Cette façon de raconter un moment si souvent relaté m'a beaucoup plu. Car ici l'auteure ne s'attache qu'aux gestes quotidiens et ne s'intéresse qu'aux humbles victimes de cette folie meurtrière. Et tout comme la journaliste, nous nous demandons: à quoi sert la vérité? Peut-on vraiment changer le cours des choses? Et si oui, jusqu'où va notre responsabilité?

En
ce sens, il existe un lien certain avec Le camp des Justes de Gil Courtemanche.


Blake, Sarah. Si vous recevez cette lettre, Calmann-Lévy, 2011, 360p.

Remarque: La version
numérique de ce livre porte le titre La postière.

**** Le camp des Justes, par Gil Courtemanche

Pour le "juste" (idée empruntée à Camus), l'humanité passe avant les idées.
C'est la position que défendait Gil Courtemanche dans sa chronique du Devoir (2002-2011).

Les Éditions du Boréal reprennent ici ses meilleurs textes. On appréciera cette langue toujours claire et vibrante, ces analyses fines, cette culture profonde. On regrettera la mort de ce pourfendeur de la langue de bois et des demi-vérités que nous assènent encore et toujours les riches et les puissants. Car hélas, le monde ne change pas beaucoup.


Courtmanche, Gil.
Le camp des Justes, Boréal, 2011, 296 p.

Remarque: J'ai emprunté la version numérique de ce livre à BAnQ:

http://www.banq.qc.ca/ressources_en_ligne/livres-numeriques/index.html


****½ Monsieur Lahzar, par Philippe Falardeau

Philippe Falardeau a récolté de nombreux prix avec son dernier film : ils sont grandement mérités. En racontant cette histoire d’un réfugié algérien qui devient enseignant dans une école primaire suite à un événement dramatique, il a exploré des thèmes graves avec beaucoup de justesse et de dignité : injustice, violence, mort, responsabilité. À cela se greffe des moments plus légers, nés de la différence culturelle.
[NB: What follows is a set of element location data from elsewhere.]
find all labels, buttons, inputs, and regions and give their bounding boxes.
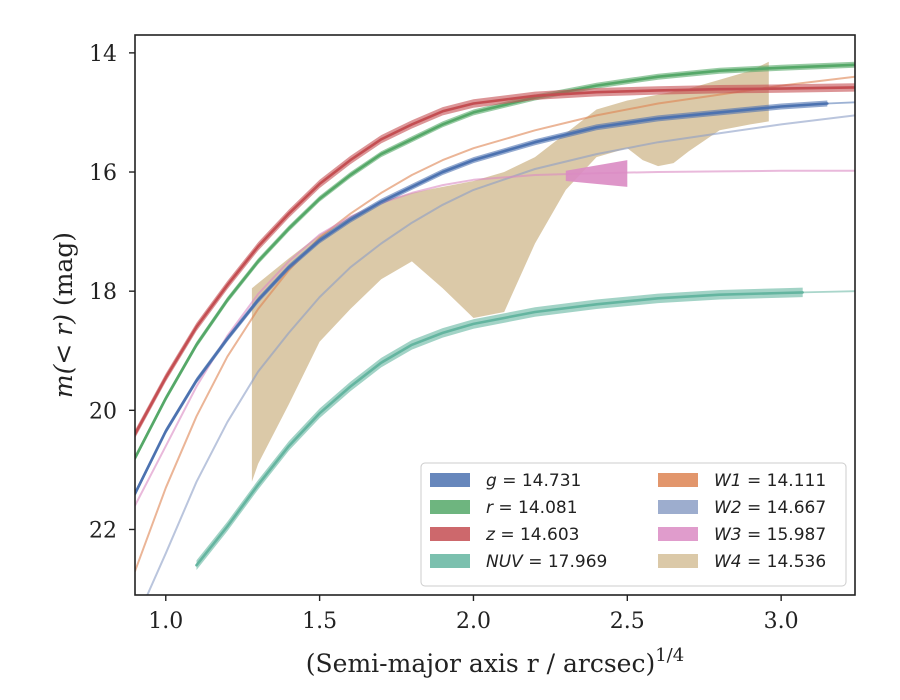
y-tick-label: 22 bbox=[89, 518, 117, 543]
legend-swatch bbox=[658, 500, 698, 514]
legend: g = 14.731 r = 14.081 z = 14.603 NUV = 17.9… bbox=[420, 462, 847, 587]
series-g-line bbox=[135, 102, 829, 495]
legend-swatch bbox=[430, 500, 470, 514]
legend-entry-r: r = 14.081 bbox=[430, 498, 578, 518]
x-tick-label: 2.5 bbox=[610, 609, 645, 634]
series-z-line bbox=[135, 86, 855, 436]
plot-area bbox=[135, 61, 855, 595]
series-nuv-line bbox=[195, 291, 804, 567]
legend-label: W1 = 14.111 bbox=[714, 471, 826, 491]
series-w4-area bbox=[251, 61, 769, 482]
y-tick-label: 16 bbox=[89, 161, 117, 186]
legend-label: W4 = 14.536 bbox=[714, 552, 826, 572]
legend-label: z = 14.603 bbox=[485, 525, 579, 545]
legend-entry-w1: W1 = 14.111 bbox=[658, 471, 826, 491]
legend-swatch bbox=[658, 554, 698, 568]
legend-entry-nuv: NUV = 17.969 bbox=[430, 552, 607, 572]
legend-swatch bbox=[658, 527, 698, 541]
legend-swatch bbox=[430, 473, 470, 487]
y-tick-label: 14 bbox=[89, 42, 117, 67]
legend-label: r = 14.081 bbox=[486, 498, 578, 518]
legend-label: g = 14.731 bbox=[486, 471, 581, 491]
legend-entry-w3: W3 = 15.987 bbox=[658, 525, 826, 545]
x-tick-label: 3.0 bbox=[764, 609, 799, 634]
y-tick-label: 18 bbox=[89, 280, 117, 305]
series-r-line bbox=[135, 63, 855, 460]
legend-entry-w4: W4 = 14.536 bbox=[658, 552, 826, 572]
x-tick-label: 1.5 bbox=[302, 609, 337, 634]
legend-entry-z: z = 14.603 bbox=[430, 525, 579, 545]
plot-layer bbox=[135, 61, 855, 595]
x-tick-label: 2.0 bbox=[456, 609, 491, 634]
series-g-extension bbox=[826, 101, 855, 105]
x-axis-label: (Semi-major axis r / arcsec)1/4 bbox=[306, 645, 684, 678]
series-w2-line bbox=[146, 114, 855, 595]
legend-box bbox=[420, 462, 847, 587]
axis-layer: 1.0 1.5 2.0 2.5 3.0 14 16 18 20 22 bbox=[89, 42, 799, 634]
legend-swatch bbox=[430, 554, 470, 568]
legend-swatch bbox=[658, 473, 698, 487]
series-nuv-extension bbox=[801, 290, 855, 294]
plot-frame bbox=[134, 34, 856, 596]
legend-entry-g: g = 14.731 bbox=[430, 471, 581, 491]
x-tick-label: 1.0 bbox=[148, 609, 183, 634]
legend-swatch bbox=[430, 527, 470, 541]
series-w3-segment bbox=[565, 160, 628, 187]
y-axis-label: m(< r) (mag) bbox=[49, 232, 78, 398]
legend-label: W3 = 15.987 bbox=[714, 525, 826, 545]
legend-label: W2 = 14.667 bbox=[714, 498, 826, 518]
series-w1-line bbox=[135, 75, 855, 573]
legend-entry-w2: W2 = 14.667 bbox=[658, 498, 826, 518]
legend-label: NUV = 17.969 bbox=[486, 552, 607, 572]
y-tick-label: 20 bbox=[89, 399, 117, 424]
Le tout est enrobé d’une immense tendresse. Film émouvant!

Avec Fellag et de jeunes interprètes criants de vérité (2011)

***½ L’homme blanc, par Perrine Leblanc

J’avais des attentes très élevées face à ce roman abondamment encensé par la critique et récipiendaire du Grand Prix du livre de Montréal 2010. Or j’ai été plutôt déçue. 

On a salué le style précis, dénué d'émotions. C’est là que le bât blesse. J’aurais aimé m’attacher à ce Kolia né dans un camp de travail en Sibérie dont la vie rude est un jour ensoleillé par l’arrivée de Iossif, qui lui apprend à lire, à compter et surtout à survivre.

Une fois libéré, Kolia se retrouve à Moscou où il devient un clown respecté. Les dirigeants se succèdent à la tête du pays mais cela influe peu sur le destin de Kolia, toujours à la recherche de son protecteur Iossif mystérieusement disparu. Son quotidien est meublé de quelques amitiés mais pas d’amour.

L'auteure dit s'être appuyée sur des documents historiques et des témoignages de survivants du goulag pour donner vie à son récit. Elle a choisi de s’intéresser aux faits plutôt aux émotions. Cela plaît à certains.

 Leblanc, Perrine. L'homme blanc, Le Quartanier, 2010, 184 p.